-
Notifications
You must be signed in to change notification settings - Fork 28
mOS for HPC v1.0 Readme
mOS for HPC is an operating systems research project at Intel, targeting extreme scale HPC systems deploying converged workflows for modeling / simulation, data analytics, and AI. It aims to deliver a high performance computing environment with the scalability, low noise, and repeatability expected of lightweight kernels (LWK), while maintaining overall Linux compatibility that HPC plus AI / ML applications need.

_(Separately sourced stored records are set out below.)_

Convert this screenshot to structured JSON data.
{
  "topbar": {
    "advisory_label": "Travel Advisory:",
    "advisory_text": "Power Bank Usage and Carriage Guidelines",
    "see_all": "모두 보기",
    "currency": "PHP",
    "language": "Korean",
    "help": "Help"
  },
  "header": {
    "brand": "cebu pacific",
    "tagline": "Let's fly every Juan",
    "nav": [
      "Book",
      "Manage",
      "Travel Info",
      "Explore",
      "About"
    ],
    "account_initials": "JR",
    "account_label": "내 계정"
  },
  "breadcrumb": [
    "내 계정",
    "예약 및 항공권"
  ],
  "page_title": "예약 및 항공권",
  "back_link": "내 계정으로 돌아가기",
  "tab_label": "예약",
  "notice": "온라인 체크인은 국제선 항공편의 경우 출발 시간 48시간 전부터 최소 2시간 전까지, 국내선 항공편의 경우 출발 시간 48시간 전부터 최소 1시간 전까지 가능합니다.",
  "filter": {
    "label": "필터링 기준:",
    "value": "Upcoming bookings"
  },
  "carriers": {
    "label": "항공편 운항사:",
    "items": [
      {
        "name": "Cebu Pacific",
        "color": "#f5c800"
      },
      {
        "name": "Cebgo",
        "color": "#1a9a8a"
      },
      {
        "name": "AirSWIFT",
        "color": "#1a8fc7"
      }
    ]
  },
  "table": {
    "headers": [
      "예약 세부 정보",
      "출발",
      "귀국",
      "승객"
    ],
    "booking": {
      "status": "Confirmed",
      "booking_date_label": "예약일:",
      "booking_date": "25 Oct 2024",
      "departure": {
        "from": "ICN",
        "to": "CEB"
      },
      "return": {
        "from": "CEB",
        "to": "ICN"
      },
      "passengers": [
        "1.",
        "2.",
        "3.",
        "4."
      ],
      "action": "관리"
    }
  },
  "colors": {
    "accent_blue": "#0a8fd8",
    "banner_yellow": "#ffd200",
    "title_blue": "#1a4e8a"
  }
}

mOS for HPC continues to be under development. These materials are being made available to interested parties to explore, to test drive, and to provide feedback through the mailing list. The ability to compile, install, and boot a Linux kernel is required to get mOS up and running. A good understanding of what an OS does and how it interacts with the underlying hardware is needed to configure the LWK partition and get the most out of it. Support is limited by the development team's ability to respond through the mailing list.
Feature | Description |
---|---|
SLES15 SP4 Linux 5.14 base | mOS for HPC v1.0 is based on the SLES15 SP4 kernel from OpenSUSE (Linux 5.14). From a compatibility perspective, this version has been integrated and tested on a system based on SLES 15 SP3 with OpenHPC and MPICH. |
GPU resource management | Designate, reserved, allocate GPU resources similarly to CPU and Memory resources (dependency on 1Source LevelZero package). New yod options. New mOS sysfs files to manage GPU designation, usage counts, NUMA. |
Bug fixes |
The development and testing for mOS for HPC v1.0 has been performed on multi-socket systems with Intel(R) Xeon(R) Scalable processor family, including the 4th generation Xeon(R) Sapphire Rapids processor. As a result, mOS for HPC includes optimizations considering technologies such as multi-socket CPUs, high core counts, Intel® Hyper-Threading Technology; and complex memory configurations up to 16 NUMA domains (DDR + high bandwidth memory). Specific configurations include:
- Intel(R) Xeon(R) Sapphire Rapids x 2, 1TiB of DRAM and 128GiB of MCDRAM, Intel(R) HT Technology on, booted in SNC4/non-SNC sub-numa clustering and flat/cache HBM memory mode
- Intel(R) Xeon(R) Platinum 8168 processors with 192GiB of DDR4, Intel(R) HT Technology on, and booted without sub-numa clustering (SNC)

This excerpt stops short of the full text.